The other big, hovering issue here is that by making this about a younger version of Morpheus, the film is forcing itself into telling the story of Morpheus when he was less interesting. The obvious story options here would revolve either around Morpheus first getting pulled from the Matrix or first discovering the myth of the One, but both options leave him playing catch-up to the audience. See, the reason prequels work at all when they work is that they aren’t rolling back a character but filling in a situational blank.
For instance, Rogue One works because of its all new and compelling characters in a past situation, we’re not left waiting for anyone to become a hero we already like. Same with Prometheus, even if you didn’t like it that failure wasn’t because we had to suffer through some boring version of Ripley who didn’t know about Xenomorphs or couldn’t handle herself anymore. Making a prequel about Morpheus becoming Morpheus would be like making an entire movie about the time after Clark Kent left Smallville but ends right before he becomes Superman.

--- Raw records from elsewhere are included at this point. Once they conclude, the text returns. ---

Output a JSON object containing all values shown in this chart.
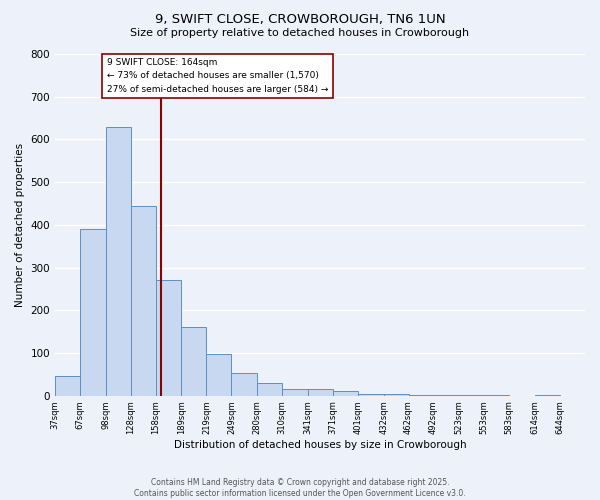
{
  "title1": "9, SWIFT CLOSE, CROWBOROUGH, TN6 1UN",
  "title2": "Size of property relative to detached houses in Crowborough",
  "xlabel": "Distribution of detached houses by size in Crowborough",
  "ylabel": "Number of detached properties",
  "bin_edges": [
    37,
    67,
    98,
    128,
    158,
    189,
    219,
    249,
    280,
    310,
    341,
    371,
    401,
    432,
    462,
    492,
    523,
    553,
    583,
    614,
    644
  ],
  "bar_heights": [
    47,
    390,
    630,
    445,
    270,
    160,
    98,
    52,
    30,
    15,
    15,
    10,
    5,
    5,
    2,
    2,
    1,
    1,
    0,
    1
  ],
  "bar_color": "#c8d8f0",
  "bar_edge_color": "#5b8fc4",
  "property_size": 164,
  "vline_color": "#8b0000",
  "annotation_line1": "9 SWIFT CLOSE: 164sqm",
  "annotation_line2": "← 73% of detached houses are smaller (1,570)",
  "annotation_line3": "27% of semi-detached houses are larger (584) →",
  "annotation_box_edge": "#8b0000",
  "annotation_box_fill": "#ffffff",
  "ylim": [
    0,
    800
  ],
  "yticks": [
    0,
    100,
    200,
    300,
    400,
    500,
    600,
    700,
    800
  ],
  "background_color": "#edf1f9",
  "grid_color": "#ffffff",
  "footer1": "Contains HM Land Registry data © Crown copyright and database right 2025.",
  "footer2": "Contains public sector information licensed under the Open Government Licence v3.0."
}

This is all sounding fairly negative but that’s just the nature of trying to do more Matrix films and doubly so when it comes to making prequels. To be clear, I do think there’s potential in the Matrix franchise and the prospect of a new major franchise with a black lead is pretty exciting, but that doesn’t erase the issues this project is already facing at the conception phase. This is basically the same problem staring down The Matrix’ spiritual successor Avatar. To be sure there’s a big difference in quality between the two but they’re both examples of big hits that redefined technology and the visual language of the blockbuster but just couldn’t become a fixed part of the modern geek conversation. Maybe this prequel will be the thing to turn that around, but I wouldn’t bet on it.